All her immediate family live at home with her, She says her mother is frantic, and that is understandable at the loss of a child. The boy was seen as great blessing to the family when her mother had “adopted” as she put it, her new father, and together they had a new son at the age of 44.

There are no words I can give Eka to ease her pain; I can only embrace her as one mother to another and hope that I never have to endure such awful pain and loss. She still is clutching her own small daughter to her, who is now also whimpering.

Eka is such a warm person with a wonderful open face with a broad smile, a typically Bali smile. Today that smile is gone her tear stained face crumpled under the strain of what she is yet to endure. I wave her off on her motor bike, fearful for her own safety in such an unhappy state of mind as she heads off to sort out the family cremation.
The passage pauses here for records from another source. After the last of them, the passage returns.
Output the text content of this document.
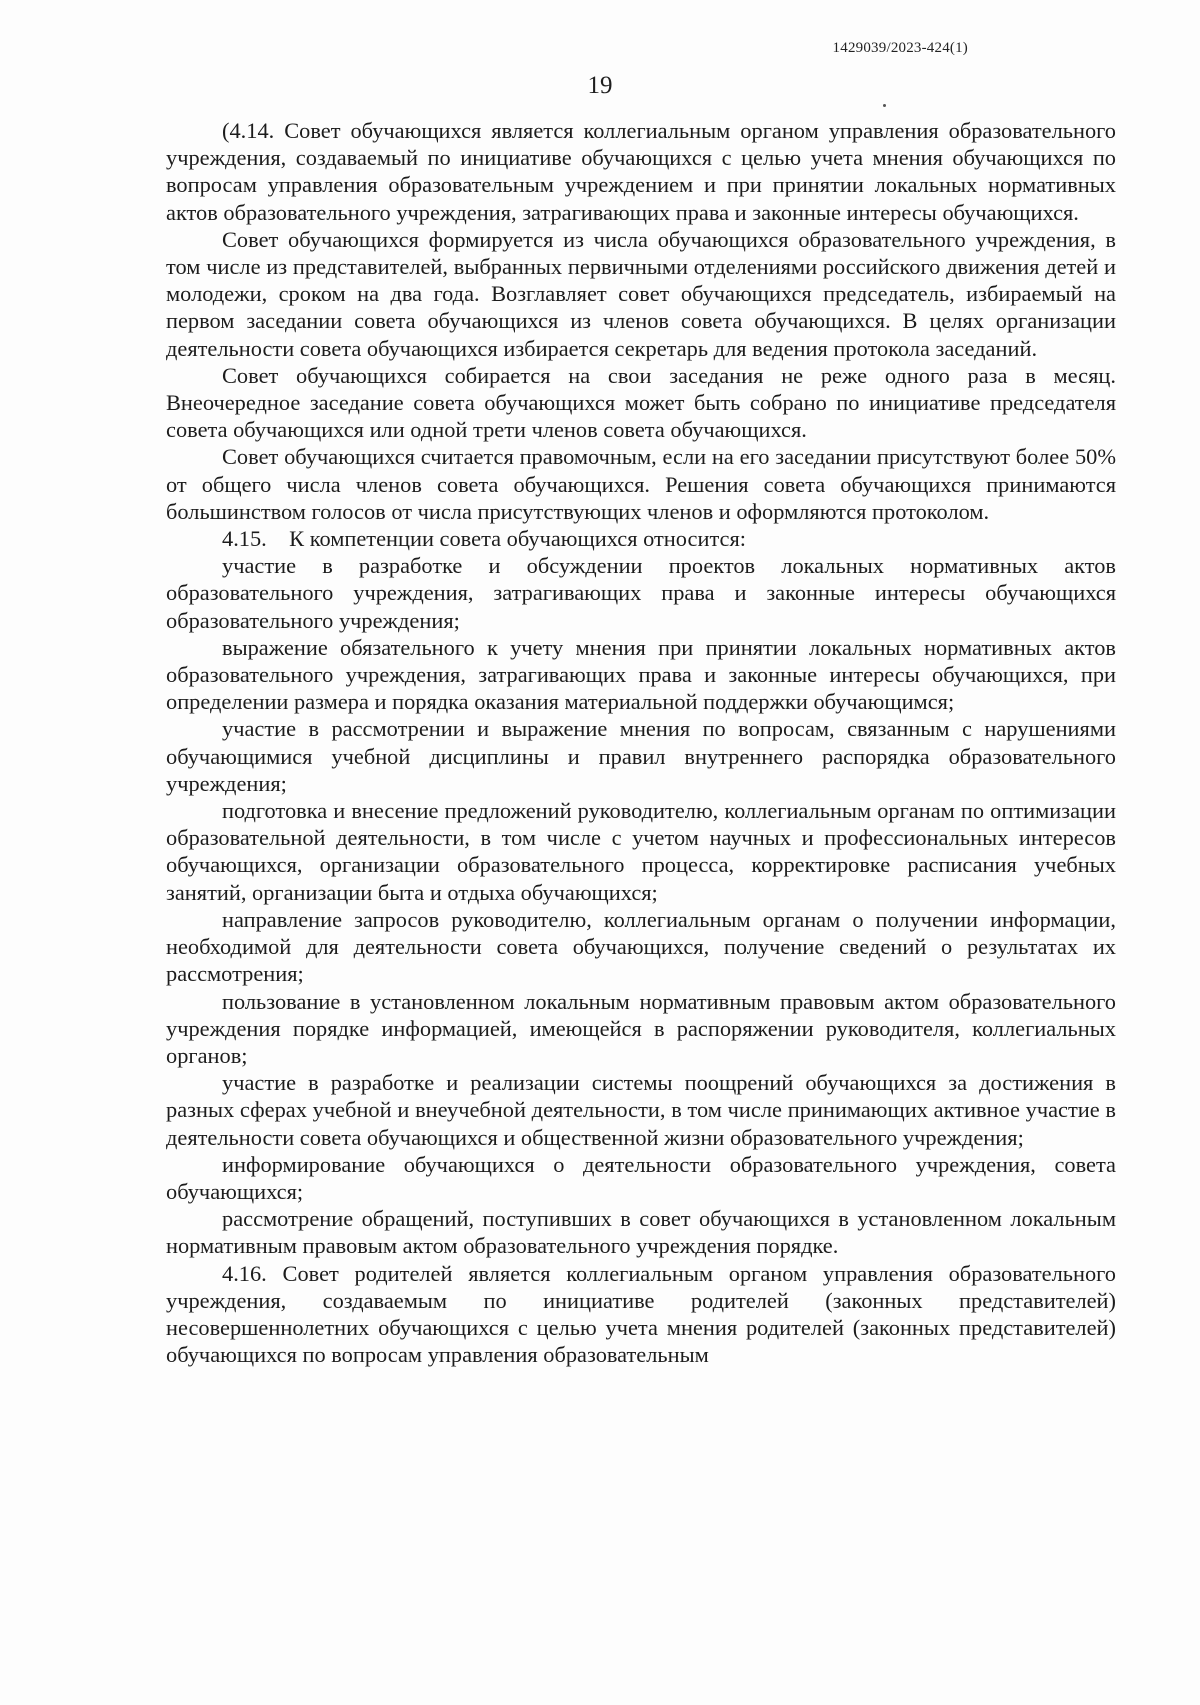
1429039/2023-424(1)
19

(4.14. Совет обучающихся является коллегиальным органом управления образовательного учреждения, создаваемый по инициативе обучающихся с целью учета мнения обучающихся по вопросам управления образовательным учреждением и при принятии локальных нормативных актов образовательного учреждения, затрагивающих права и законные интересы обучающихся.

Совет обучающихся формируется из числа обучающихся образовательного учреждения, в том числе из представителей, выбранных первичными отделениями российского движения детей и молодежи, сроком на два года. Возглавляет совет обучающихся председатель, избираемый на первом заседании совета обучающихся из членов совета обучающихся. В целях организации деятельности совета обучающихся избирается секретарь для ведения протокола заседаний.

Совет обучающихся собирается на свои заседания не реже одного раза в месяц. Внеочередное заседание совета обучающихся может быть собрано по инициативе председателя совета обучающихся или одной трети членов совета обучающихся.

Совет обучающихся считается правомочным, если на его заседании присутствуют более 50% от общего числа членов совета обучающихся. Решения совета обучающихся принимаются большинством голосов от числа присутствующих членов и оформляются протоколом.

4.15. К компетенции совета обучающихся относится:

участие в разработке и обсуждении проектов локальных нормативных актов образовательного учреждения, затрагивающих права и законные интересы обучающихся образовательного учреждения;

выражение обязательного к учету мнения при принятии локальных нормативных актов образовательного учреждения, затрагивающих права и законные интересы обучающихся, при определении размера и порядка оказания материальной поддержки обучающимся;

участие в рассмотрении и выражение мнения по вопросам, связанным с нарушениями обучающимися учебной дисциплины и правил внутреннего распорядка образовательного учреждения;

подготовка и внесение предложений руководителю, коллегиальным органам по оптимизации образовательной деятельности, в том числе с учетом научных и профессиональных интересов обучающихся, организации образовательного процесса, корректировке расписания учебных занятий, организации быта и отдыха обучающихся;

направление запросов руководителю, коллегиальным органам о получении информации, необходимой для деятельности совета обучающихся, получение сведений о результатах их рассмотрения;

пользование в установленном локальным нормативным правовым актом образовательного учреждения порядке информацией, имеющейся в распоряжении руководителя, коллегиальных органов;

участие в разработке и реализации системы поощрений обучающихся за достижения в разных сферах учебной и внеучебной деятельности, в том числе принимающих активное участие в деятельности совета обучающихся и общественной жизни образовательного учреждения;

информирование обучающихся о деятельности образовательного учреждения, совета обучающихся;

рассмотрение обращений, поступивших в совет обучающихся в установленном локальным нормативным правовым актом образовательного учреждения порядке.

4.16. Совет родителей является коллегиальным органом управления образовательного учреждения, создаваемым по инициативе родителей (законных представителей) несовершеннолетних обучающихся с целью учета мнения родителей (законных представителей) обучающихся по вопросам управления образовательным
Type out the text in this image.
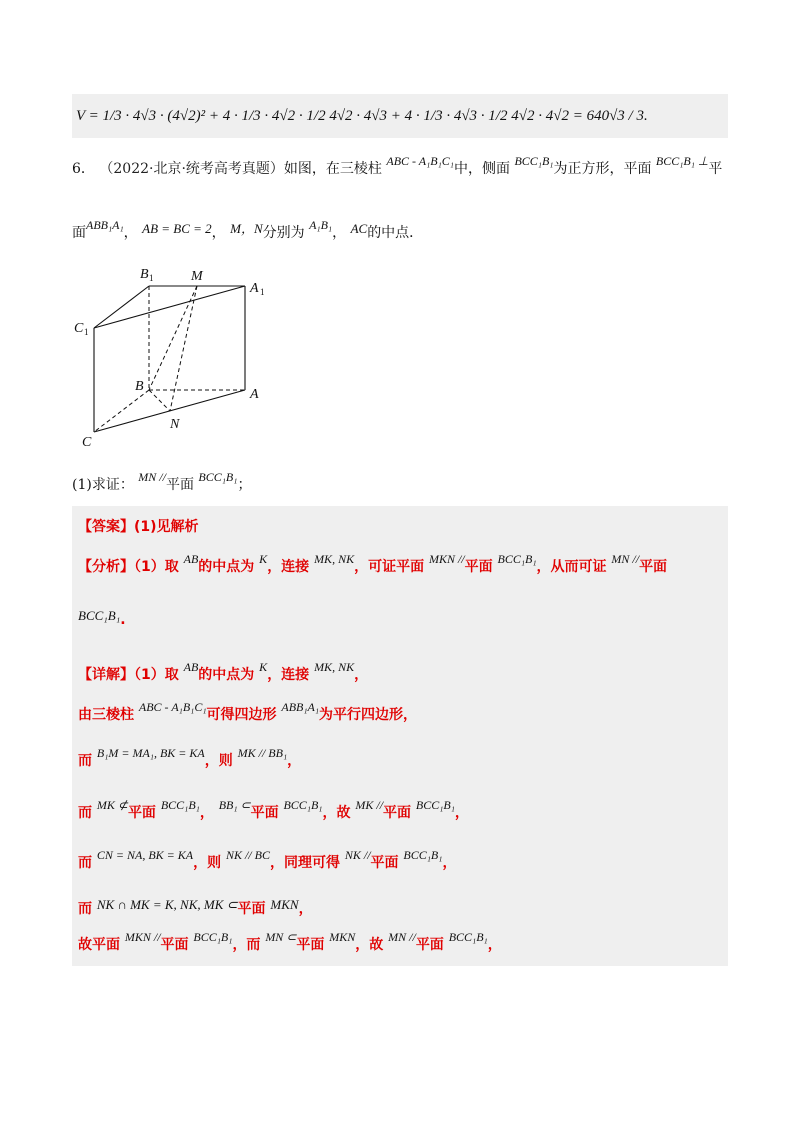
V = 1/3 · 4√3 · (4√2)² + 4 · 1/3 · 4√2 · 1/2 4√2 · 4√3 + 4 · 1/3 · 4√3 · 1/2 4√2 · 4√2 = 640√3 / 3.
6． （2022·北京·统考高考真题）如图，在三棱柱 ABC - A₁B₁C₁中，侧面 BCC₁B₁为正方形，平面 BCC₁B₁ ⊥平
面ABB₁A₁， AB = BC = 2， M，N分别为 A₁B₁， AC的中点．
B 1	M
A 1
C 1
B
A
N
C
(1)求证： MN //平面 BCC₁B₁；
【答案】(1)见解析
【分析】（1）取 AB的中点为 K，连接 MK, NK，可证平面 MKN //平面 BCC₁B₁，从而可证 MN //平面
BCC₁B₁.
【详解】（1）取 AB的中点为 K，连接 MK, NK，
由三棱柱 ABC - A₁B₁C₁可得四边形 ABB₁A₁为平行四边形，
而 B₁M = MA₁, BK = KA，则 MK // BB₁，
而 MK ⊄平面 BCC₁B₁， BB₁ ⊂平面 BCC₁B₁，故 MK //平面 BCC₁B₁，
而 CN = NA, BK = KA，则 NK // BC，同理可得 NK //平面 BCC₁B₁，
而 NK ∩ MK = K, NK, MK ⊂平面 MKN，
故平面 MKN //平面 BCC₁B₁，而 MN ⊂平面 MKN，故 MN //平面 BCC₁B₁，
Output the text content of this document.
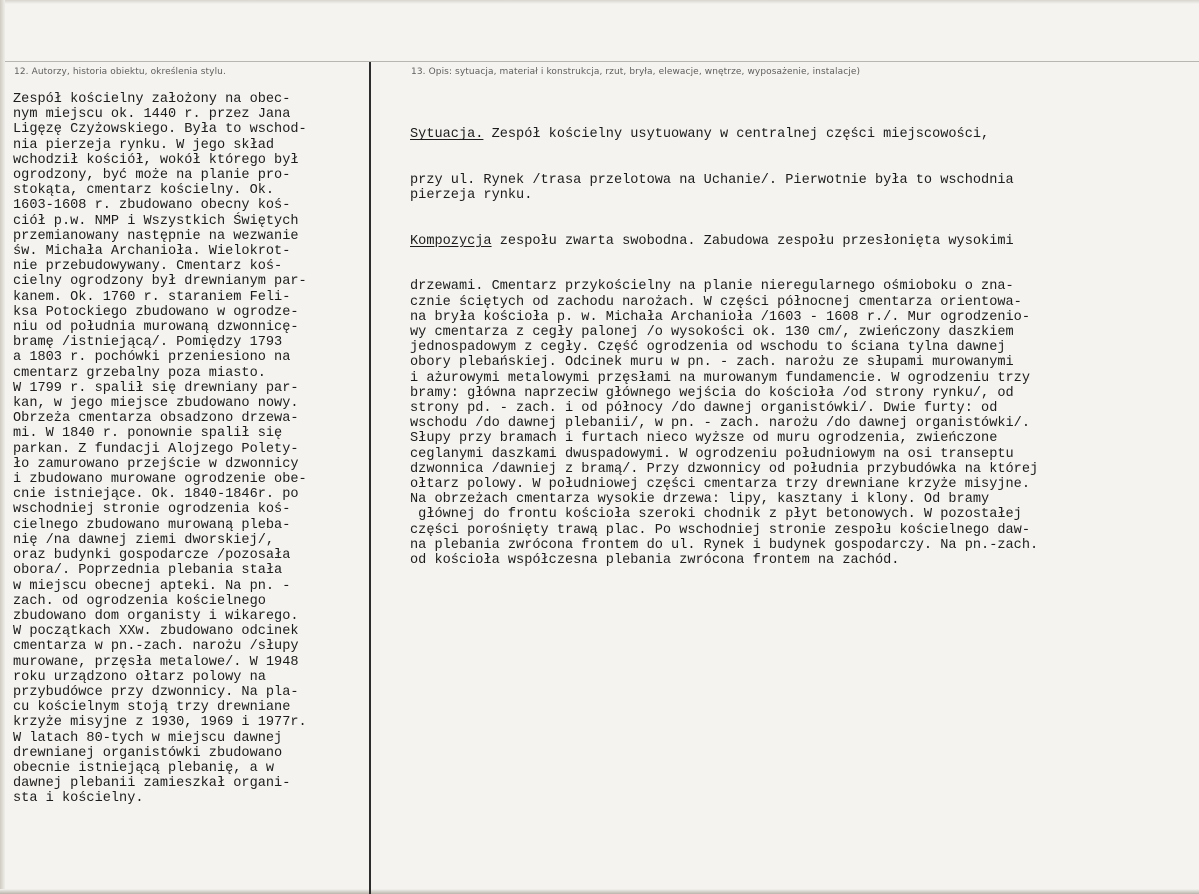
12. Autorzy, historia obiektu, określenia stylu.	13. Opis: sytuacja, materiał i konstrukcja, rzut, bryła, elewacje, wnętrze, wyposażenie, instalacje)
Zespół kościelny założony na obec-
nym miejscu ok. 1440 r. przez Jana
Ligęzę Czyżowskiego. Była to wschod-
nia pierzeja rynku. W jego skład
wchodził kościół, wokół którego był
ogrodzony, być może na planie pro-
stokąta, cmentarz kościelny. Ok.
1603-1608 r. zbudowano obecny koś-
ciół p.w. NMP i Wszystkich Świętych
przemianowany następnie na wezwanie
św. Michała Archanioła. Wielokrot-
nie przebudowywany. Cmentarz koś-
cielny ogrodzony był drewnianym par-
kanem. Ok. 1760 r. staraniem Feli-
ksa Potockiego zbudowano w ogrodze-
niu od południa murowaną dzwonnicę-
bramę /istniejącą/. Pomiędzy 1793
a 1803 r. pochówki przeniesiono na
cmentarz grzebalny poza miasto.
W 1799 r. spalił się drewniany par-
kan, w jego miejsce zbudowano nowy.
Obrzeża cmentarza obsadzono drzewa-
mi. W 1840 r. ponownie spalił się
parkan. Z fundacji Alojzego Polety-
ło zamurowano przejście w dzwonnicy
i zbudowano murowane ogrodzenie obe-
cnie istniejące. Ok. 1840-1846r. po
wschodniej stronie ogrodzenia koś-
cielnego zbudowano murowaną pleba-
nię /na dawnej ziemi dworskiej/,
oraz budynki gospodarcze /pozosała
obora/. Poprzednia plebania stała
w miejscu obecnej apteki. Na pn. -
zach. od ogrodzenia kościelnego
zbudowano dom organisty i wikarego.
W początkach XXw. zbudowano odcinek
cmentarza w pn.-zach. narożu /słupy
murowane, przęsła metalowe/. W 1948
roku urządzono ołtarz polowy na
przybudówce przy dzwonnicy. Na pla-
cu kościelnym stoją trzy drewniane
krzyże misyjne z 1930, 1969 i 1977r.
W latach 80-tych w miejscu dawnej
drewnianej organistówki zbudowano
obecnie istniejącą plebanię, a w
dawnej plebanii zamieszkał organi-
sta i kościelny.

Sytuacja. Zespół kościelny usytuowany w centralnej części miejscowości,

przy ul. Rynek /trasa przelotowa na Uchanie/. Pierwotnie była to wschodnia
pierzeja rynku.

Kompozycja zespołu zwarta swobodna. Zabudowa zespołu przesłonięta wysokimi

drzewami. Cmentarz przykościelny na planie nieregularnego ośmioboku o zna-
cznie ściętych od zachodu narożach. W części północnej cmentarza orientowa-
na bryła kościoła p. w. Michała Archanioła /1603 - 1608 r./. Mur ogrodzenio-
wy cmentarza z cegły palonej /o wysokości ok. 130 cm/, zwieńczony daszkiem
jednospadowym z cegły. Część ogrodzenia od wschodu to ściana tylna dawnej
obory plebańskiej. Odcinek muru w pn. - zach. narożu ze słupami murowanymi
i ażurowymi metalowymi przęsłami na murowanym fundamencie. W ogrodzeniu trzy
bramy: główna naprzeciw głównego wejścia do kościoła /od strony rynku/, od
strony pd. - zach. i od północy /do dawnej organistówki/. Dwie furty: od
wschodu /do dawnej plebanii/, w pn. - zach. narożu /do dawnej organistówki/.
Słupy przy bramach i furtach nieco wyższe od muru ogrodzenia, zwieńczone
ceglanymi daszkami dwuspadowymi. W ogrodzeniu południowym na osi transeptu
dzwonnica /dawniej z bramą/. Przy dzwonnicy od południa przybudówka na której
ołtarz polowy. W południowej części cmentarza trzy drewniane krzyże misyjne.
Na obrzeżach cmentarza wysokie drzewa: lipy, kasztany i klony. Od bramy
głównej do frontu kościoła szeroki chodnik z płyt betonowych. W pozostałej
części porośnięty trawą plac. Po wschodniej stronie zespołu kościelnego daw-
na plebania zwrócona frontem do ul. Rynek i budynek gospodarczy. Na pn.-zach.
od kościoła współczesna plebania zwrócona frontem na zachód.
But amidst all this turmoil of raw genuine emotion she does not abandon her job of looking after the guests at my friend’s villa. No, she has called a friend togo and make breakfast before she herself sets off to her own job. She does not allow her pain spill out and spoil the holidaymakers’ picture of Bali; Bali life simply goes on and so must she.

I take my hat off to these courageous and conscientious women of Bali whom without; food would not be set upon the table each night.

May Eka’s God, whoever he may be, open his arms to her baby brother and have him taken to a place of peace.